Alternative China – with miracle grass, but without miracles out of poverty

The mushroom farmers can laugh again. Your cooperative is one of the many projects in China that have successfully combated poverty.

Foto: picture alliance/dpa | Tao Ming

The People’s Republic of China has declared that he has freed 800 million people from poverty. If Beijing had claimed that all Uighers – and there are about ten million of them in Chinese territory – would have to wear turban from now on, hosts from journalists would probably have opened up to check this on site. But the fact that as many Chinese as people in the United States and the EU live no longer have to suffer seems to suffer.

Yes, at least one was interested. But he is not a journalist, but a former logistician who has lived in China for 27 years and is driven unchanged by curiosity. Uwe Behrens asked himself the obvious questions: How did you do that? And: is that repeatable? After all, wars are being drowned, wars and climate catastrophes ensure that every tenth earthle does not have enough to eat. And there are more and more.

Behrens got into the car with his Chinese woman in Beijing and drove a few thousand kilometers through the country. He stopped in villages and quietly snapped in cities, visited remote places and nature reserves, tourist hotspots and museums. But above all: he spoke to people, asked about their conditions of existence, asked whether and what had changed in their lives.

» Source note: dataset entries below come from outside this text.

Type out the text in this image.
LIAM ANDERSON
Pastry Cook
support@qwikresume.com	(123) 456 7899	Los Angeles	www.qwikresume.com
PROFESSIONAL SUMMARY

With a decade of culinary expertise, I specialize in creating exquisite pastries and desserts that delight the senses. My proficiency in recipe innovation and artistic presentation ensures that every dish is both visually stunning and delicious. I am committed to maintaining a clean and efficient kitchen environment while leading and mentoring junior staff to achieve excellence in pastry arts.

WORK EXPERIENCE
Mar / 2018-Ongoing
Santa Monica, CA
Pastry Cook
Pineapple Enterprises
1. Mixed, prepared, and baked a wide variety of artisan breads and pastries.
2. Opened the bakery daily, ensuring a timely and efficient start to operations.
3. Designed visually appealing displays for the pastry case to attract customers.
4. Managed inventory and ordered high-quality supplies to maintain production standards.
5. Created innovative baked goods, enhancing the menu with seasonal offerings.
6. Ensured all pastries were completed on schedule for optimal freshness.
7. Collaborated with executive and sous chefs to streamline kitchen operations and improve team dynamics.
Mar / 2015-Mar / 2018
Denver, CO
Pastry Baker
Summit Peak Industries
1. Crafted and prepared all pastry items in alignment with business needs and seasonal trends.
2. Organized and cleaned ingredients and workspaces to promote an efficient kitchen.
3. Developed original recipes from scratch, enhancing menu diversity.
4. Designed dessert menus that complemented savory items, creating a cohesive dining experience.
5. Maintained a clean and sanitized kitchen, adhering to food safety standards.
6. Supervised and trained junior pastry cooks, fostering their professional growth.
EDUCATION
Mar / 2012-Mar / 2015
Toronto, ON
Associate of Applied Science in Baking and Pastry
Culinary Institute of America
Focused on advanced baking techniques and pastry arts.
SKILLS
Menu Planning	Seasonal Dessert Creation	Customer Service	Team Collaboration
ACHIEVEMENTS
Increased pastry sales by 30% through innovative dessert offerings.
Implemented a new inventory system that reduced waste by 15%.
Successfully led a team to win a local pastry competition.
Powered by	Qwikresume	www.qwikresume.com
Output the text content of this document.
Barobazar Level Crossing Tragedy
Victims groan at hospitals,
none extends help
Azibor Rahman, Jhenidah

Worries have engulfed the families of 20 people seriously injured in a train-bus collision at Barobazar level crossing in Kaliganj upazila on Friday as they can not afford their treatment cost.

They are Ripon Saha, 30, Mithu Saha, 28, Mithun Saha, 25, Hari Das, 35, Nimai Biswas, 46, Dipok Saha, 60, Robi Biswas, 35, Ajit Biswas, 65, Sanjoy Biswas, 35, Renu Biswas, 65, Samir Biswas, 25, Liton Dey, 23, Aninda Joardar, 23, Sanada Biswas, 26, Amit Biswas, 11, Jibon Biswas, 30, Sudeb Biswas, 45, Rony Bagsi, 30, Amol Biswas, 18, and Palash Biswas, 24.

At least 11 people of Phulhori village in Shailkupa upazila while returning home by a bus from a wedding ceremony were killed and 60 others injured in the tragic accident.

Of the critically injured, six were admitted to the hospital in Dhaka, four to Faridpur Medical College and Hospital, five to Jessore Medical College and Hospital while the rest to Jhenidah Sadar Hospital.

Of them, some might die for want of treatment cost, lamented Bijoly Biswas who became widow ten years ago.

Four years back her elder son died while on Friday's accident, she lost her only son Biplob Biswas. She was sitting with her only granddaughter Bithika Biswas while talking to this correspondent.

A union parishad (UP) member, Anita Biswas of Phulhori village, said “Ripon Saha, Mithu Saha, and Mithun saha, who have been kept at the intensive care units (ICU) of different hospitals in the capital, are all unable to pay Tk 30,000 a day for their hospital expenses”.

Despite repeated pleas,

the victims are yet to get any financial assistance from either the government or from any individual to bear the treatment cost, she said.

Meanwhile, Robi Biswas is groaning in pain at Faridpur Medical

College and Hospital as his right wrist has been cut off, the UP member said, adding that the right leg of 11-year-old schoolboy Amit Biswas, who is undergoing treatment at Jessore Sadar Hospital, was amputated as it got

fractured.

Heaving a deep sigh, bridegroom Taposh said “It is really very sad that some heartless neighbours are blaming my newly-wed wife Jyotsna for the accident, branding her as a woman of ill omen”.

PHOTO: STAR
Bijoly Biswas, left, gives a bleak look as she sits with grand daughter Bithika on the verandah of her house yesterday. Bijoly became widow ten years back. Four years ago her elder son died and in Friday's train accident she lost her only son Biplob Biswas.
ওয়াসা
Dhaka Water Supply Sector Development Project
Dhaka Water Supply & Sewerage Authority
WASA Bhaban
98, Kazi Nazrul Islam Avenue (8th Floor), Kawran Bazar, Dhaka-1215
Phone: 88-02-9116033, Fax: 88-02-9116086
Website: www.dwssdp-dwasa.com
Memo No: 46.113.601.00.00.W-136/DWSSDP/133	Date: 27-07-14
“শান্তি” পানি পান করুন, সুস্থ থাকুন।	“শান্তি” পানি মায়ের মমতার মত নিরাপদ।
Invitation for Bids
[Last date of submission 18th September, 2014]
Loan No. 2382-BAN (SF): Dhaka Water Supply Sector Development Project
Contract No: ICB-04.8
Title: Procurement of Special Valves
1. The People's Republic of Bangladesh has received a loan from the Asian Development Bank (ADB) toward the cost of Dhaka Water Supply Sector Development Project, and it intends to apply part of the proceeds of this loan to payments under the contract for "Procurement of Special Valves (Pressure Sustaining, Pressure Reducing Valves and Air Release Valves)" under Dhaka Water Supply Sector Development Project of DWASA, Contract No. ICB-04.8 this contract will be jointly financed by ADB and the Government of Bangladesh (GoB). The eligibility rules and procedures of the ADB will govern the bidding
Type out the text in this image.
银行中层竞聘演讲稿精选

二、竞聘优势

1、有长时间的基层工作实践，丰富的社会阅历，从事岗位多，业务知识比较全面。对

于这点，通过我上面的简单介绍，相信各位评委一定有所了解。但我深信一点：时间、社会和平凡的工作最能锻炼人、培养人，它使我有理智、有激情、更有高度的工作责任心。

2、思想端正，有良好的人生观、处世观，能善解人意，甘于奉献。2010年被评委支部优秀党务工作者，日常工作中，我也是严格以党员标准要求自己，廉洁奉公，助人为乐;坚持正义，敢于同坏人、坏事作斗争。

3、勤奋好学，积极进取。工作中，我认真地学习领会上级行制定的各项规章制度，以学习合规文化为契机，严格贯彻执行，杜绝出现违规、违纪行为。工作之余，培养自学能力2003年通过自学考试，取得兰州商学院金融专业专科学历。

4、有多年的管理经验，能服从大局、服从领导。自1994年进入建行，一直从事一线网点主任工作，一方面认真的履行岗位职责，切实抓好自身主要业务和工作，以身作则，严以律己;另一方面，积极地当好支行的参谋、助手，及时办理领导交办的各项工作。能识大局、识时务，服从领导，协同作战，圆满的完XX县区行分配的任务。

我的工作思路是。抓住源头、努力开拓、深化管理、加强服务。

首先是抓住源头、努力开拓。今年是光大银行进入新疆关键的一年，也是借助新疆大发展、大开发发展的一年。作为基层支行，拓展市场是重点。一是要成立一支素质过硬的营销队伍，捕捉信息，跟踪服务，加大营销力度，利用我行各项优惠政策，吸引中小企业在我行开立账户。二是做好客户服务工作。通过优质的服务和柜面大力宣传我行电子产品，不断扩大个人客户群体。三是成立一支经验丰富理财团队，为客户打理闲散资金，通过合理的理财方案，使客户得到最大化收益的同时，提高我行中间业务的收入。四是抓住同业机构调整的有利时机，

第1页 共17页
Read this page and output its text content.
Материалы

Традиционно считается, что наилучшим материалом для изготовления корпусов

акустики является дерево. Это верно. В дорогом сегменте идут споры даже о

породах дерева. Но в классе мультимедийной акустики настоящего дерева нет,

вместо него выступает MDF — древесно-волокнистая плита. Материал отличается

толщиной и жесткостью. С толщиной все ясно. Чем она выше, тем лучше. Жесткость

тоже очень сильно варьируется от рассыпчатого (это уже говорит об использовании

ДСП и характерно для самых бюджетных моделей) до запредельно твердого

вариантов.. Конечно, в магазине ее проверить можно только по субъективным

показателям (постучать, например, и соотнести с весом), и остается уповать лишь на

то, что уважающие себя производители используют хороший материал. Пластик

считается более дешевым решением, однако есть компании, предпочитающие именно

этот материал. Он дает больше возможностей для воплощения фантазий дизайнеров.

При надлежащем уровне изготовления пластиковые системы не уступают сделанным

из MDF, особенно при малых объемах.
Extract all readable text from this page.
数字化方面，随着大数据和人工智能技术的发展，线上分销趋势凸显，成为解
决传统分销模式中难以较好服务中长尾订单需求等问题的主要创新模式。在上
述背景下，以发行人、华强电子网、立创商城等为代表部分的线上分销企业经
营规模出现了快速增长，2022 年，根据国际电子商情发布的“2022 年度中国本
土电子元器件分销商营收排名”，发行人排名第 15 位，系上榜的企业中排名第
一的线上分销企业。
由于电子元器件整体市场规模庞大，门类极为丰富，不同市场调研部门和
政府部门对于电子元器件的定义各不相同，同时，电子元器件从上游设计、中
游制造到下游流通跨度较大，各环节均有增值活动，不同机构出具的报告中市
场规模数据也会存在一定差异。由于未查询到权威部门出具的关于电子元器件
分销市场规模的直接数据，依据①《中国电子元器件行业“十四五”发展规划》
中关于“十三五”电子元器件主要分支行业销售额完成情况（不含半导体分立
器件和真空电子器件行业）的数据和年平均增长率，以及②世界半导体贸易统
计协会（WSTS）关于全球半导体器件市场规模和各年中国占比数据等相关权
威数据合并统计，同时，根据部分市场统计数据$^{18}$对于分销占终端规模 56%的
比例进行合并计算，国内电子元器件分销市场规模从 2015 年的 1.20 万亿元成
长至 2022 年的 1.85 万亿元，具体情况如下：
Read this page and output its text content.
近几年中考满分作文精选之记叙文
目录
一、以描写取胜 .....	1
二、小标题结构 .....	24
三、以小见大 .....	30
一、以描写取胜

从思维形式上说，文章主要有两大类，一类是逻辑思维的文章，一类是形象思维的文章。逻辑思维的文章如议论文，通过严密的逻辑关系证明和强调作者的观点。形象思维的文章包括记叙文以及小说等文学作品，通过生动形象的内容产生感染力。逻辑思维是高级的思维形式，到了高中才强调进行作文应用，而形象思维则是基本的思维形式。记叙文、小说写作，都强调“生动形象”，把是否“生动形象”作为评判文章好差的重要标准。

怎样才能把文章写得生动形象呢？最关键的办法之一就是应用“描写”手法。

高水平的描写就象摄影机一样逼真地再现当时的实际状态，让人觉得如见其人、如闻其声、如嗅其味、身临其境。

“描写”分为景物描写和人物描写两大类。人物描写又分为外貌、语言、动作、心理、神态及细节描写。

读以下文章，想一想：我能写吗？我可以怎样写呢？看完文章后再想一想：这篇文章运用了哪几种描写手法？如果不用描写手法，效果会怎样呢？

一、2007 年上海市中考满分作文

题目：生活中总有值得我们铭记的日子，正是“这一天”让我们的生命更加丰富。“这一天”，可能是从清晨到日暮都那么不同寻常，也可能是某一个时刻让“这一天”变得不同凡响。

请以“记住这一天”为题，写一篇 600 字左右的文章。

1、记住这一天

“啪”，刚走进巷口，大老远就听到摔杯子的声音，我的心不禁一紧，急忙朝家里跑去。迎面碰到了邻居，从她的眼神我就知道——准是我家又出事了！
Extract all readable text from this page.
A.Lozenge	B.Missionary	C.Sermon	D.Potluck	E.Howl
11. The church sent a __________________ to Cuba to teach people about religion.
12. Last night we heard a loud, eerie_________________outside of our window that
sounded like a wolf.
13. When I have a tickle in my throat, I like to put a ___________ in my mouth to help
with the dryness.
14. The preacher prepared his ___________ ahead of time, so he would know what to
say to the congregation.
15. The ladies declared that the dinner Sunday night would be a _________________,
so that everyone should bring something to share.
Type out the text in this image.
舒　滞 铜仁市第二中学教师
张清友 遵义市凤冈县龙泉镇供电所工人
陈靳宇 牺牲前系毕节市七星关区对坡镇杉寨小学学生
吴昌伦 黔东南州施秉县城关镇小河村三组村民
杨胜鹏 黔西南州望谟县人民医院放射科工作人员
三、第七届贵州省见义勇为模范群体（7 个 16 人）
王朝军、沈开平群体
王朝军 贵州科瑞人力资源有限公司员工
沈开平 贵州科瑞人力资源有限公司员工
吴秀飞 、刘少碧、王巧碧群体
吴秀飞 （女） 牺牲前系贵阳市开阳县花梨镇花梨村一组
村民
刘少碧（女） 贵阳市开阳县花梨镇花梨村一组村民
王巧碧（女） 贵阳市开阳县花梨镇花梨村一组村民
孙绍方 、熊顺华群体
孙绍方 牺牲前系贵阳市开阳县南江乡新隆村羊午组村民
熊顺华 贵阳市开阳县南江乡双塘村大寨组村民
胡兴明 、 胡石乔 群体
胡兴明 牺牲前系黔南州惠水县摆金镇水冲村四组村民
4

They are random encounters, not specifically selected interlocutors. A sociological examination of a different kind, quite representative even without a given key and fixed questionnaire.

In addition, the reader learns what fantastic nature reserves, excellent museums have arisen, and what excellent infrastructure since tourism has been discovered as an important economic factor in China. In two decades, jobs were created in a huge number around such facilities.

The struggle to overcome poverty took place according to the ancient Chinese wisdom: “If you want to help a family to be able to eat fish, then show her fishing.” The Chinese state at best provided the fishing rod, under certain circumstances a fishing teacher. Behrens documents the collective efforts that were made at all levels.

Poverty- and that makes the difference to the common poverty and hunger control measures elsewhere- was not perceived as an individually caused problem, but as a social. As a result, efforts to overcome the need were also needed to overcome. The People’s Republic had already committed itself when it was founded, and repeatedly experienced considerable setbacks through various campaigns (“big jump”, “cultural revolution”), but there was the decisive impulse in 1978. “Poverty is no socialism,” said Deng Xiaoping at the time. “Socialism means eliminating poverty.”

In the early 90s, the first seven -year program for targeted poverty control came, followed by several national conferences. Teams were sent to the villages and found the social situation of every family. With us we have certainly shouted that this is an inadmissible penetration into privacy – but how do you want to experience the specific situation if you have no data?

The rapidly growing economy created a variety of new industrial jobs in the cities. This in turn led to an income gap between the rural and the urban population. In particular, people in remote regions with difficult geological conditions such as in Guizhou, Xinjiang or Tibet were left behind, not participating in the economic upswing. The problems of migrant workers, the rural exodus and their consequences arose.

Nevertheless, a variety of measures to successfully counteract – starting with the breeding of more profitable rice varieties, to education and qualification to complete digitization, so that the last miner can also sell its products over the Internet. So poverty has been overcome in 128,000 of the villages designated as arm and in 832 counties. The limit defined by the UN is $ 2.15 per person per day. All residents themselves in the poorest regions of the People’s Republic are now the equivalent of $ 4.60.

Behrens found wonderful examples that illustrate this development. Around 20,000 families lived from mushroom cultivation in Ningxia, an autonomous area of ​​the Hui. The mushrooms for consumption and medical use grew on old tree trunks in clay caves. The farmers beat the wood in the already thinned outer forests in the transition to the Mongolian steppe and desert land and did not become rich. However, this was not due to the forest authorities and environmentalists who made the front of the pick -up.

Help approached the agricultural and forest university in the province of Fujian on the southeast coast. They had bred something that offered them as an alternative substrate. Juncao means that this means up to five meters up to five meters, a high -quality feed that harvested several times a year, can be used as a biomass for energy generation and as a raw material in industry. It also serves to contain the deserts, as wind protection and to renovate contaminated soils. And just as a substrate for mushroom breeding. That means: a quantum leap through science. Juncao not only contributed to the raising of the living standards of the mushroom farmers – the miracle grass, this multifunctional crop, now also grows in many other developing countries.

With his lavishly illustrated, now third book, Uwe Behrens presents a multifunctional travel report in which you can find out many things that have not been in any German newspaper so far. Why? See above.

Uwe Behrens: China’s counter -draft. A way to the future. Edition Ost, 256 S., Br., € 20.